Q8: The University has a maintenance contract with a software vendor under which it pays an annual fixed fee that covers all required maintenance and any minor unspecified upgrades.  More significant upgrades to the software, such as an upgrade to a new version, are not covered under this contract, and the University is charged for them separately.   How should the University account for the outlays associated with the maintenance contract?
A8: The outlays associated with the maintenance contract typically will be expensed unless they represent a major upgrade (30% of the underlying cost of the original software 140.2).

Q9: Should the costs associated with training of employees involved with developing internally generated computer software be considered an activity of the application development stage and be capitalized.
A9: No, although the skills obtained by the employees through the training may facilitate the development of the computer software, the training itself does not further the development of the software and does not otherwise contribute to putting the software in condition for use. Therefore, the related training costs should be expensed as incurred.

Q10: What costs should be included for capitalization purposes and do the type of costs change if the intangible asset is internally developed? 
A10: In general, all costs not otherwise capitalized (e.g. hardware >$5,000) that are necessary to place the asset into its intended service use (i.e., costs directly related to the creation of the intangible assets) should be capitalize. Costs typically excluded include training (see Q&A #9), business reengineering costs and other ancillary charges not directly related to the creation of the intangible asset (e.g., office supplies, training related travel, reference materials, and other general operating expenses).

Q11: Should outlays from business process reengineering activities that occur as a result of the development of internally generated computer software be included when determining the reporting of outlays associated with the development of the software
A11: No. Although business process reengineering activities may occur as a result of the development of computer software or may be part of a broad project that also involves the development of computer software, these activities should not be considered part of the process to develop the computer software.  Therefore, determining the appropriate accounting treatment for the outlays associated with business process reengineering activities should be done separately from determining the recognition of outlays associated with developing computer software. Generally, business process reengineering activities should be expensed as incurred.
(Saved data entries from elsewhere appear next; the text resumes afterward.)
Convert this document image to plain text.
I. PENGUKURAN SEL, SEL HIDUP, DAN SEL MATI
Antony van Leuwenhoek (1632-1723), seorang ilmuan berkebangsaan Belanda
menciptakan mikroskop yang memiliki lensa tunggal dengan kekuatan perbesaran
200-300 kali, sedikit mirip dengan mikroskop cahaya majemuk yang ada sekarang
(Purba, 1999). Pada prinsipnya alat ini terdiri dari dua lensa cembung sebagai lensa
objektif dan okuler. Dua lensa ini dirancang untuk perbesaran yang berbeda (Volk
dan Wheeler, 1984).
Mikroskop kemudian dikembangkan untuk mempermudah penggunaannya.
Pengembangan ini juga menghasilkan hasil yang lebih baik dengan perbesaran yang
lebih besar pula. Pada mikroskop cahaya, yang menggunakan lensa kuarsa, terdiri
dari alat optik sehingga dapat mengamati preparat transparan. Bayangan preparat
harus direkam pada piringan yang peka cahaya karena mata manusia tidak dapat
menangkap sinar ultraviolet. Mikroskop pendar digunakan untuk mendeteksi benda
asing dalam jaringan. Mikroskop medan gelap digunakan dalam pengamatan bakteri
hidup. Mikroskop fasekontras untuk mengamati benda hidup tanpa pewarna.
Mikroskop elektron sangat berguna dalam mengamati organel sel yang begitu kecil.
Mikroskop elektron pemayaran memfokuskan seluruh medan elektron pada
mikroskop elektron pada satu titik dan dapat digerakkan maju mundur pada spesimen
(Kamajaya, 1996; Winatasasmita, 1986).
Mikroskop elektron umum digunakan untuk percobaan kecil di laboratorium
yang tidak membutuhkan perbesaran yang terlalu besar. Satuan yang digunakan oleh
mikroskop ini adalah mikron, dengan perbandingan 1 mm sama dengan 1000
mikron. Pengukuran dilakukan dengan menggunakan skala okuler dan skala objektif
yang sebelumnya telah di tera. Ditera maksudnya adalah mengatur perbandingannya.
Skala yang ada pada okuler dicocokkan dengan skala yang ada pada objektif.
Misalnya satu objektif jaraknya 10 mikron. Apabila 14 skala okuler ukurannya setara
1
Q12: What would typically fall under the website capitalization threshold
A12: in general, a website would consist of a collection of related static and dynamic web pages that are addressed relative to a common Uniform Resource Locator (URL) or domain name.  Access to the website's web pages would typically not be restricted and web page information would be general in nature.  Websites that are restricted to certain users and are designed to help the user to perform singular or multiple related specific tasks would typically be considered web applications that would fall under the computer software capitalization threshold. Other characteristics of web applications might include 1) the website has some type of connectivity to the organization's administrative systems or related databases either directly or indirectly and 2) users have a relationship with the organization (e.g. customer, vendor, employee or student) and their access to inquiry or processing tasks are restricted.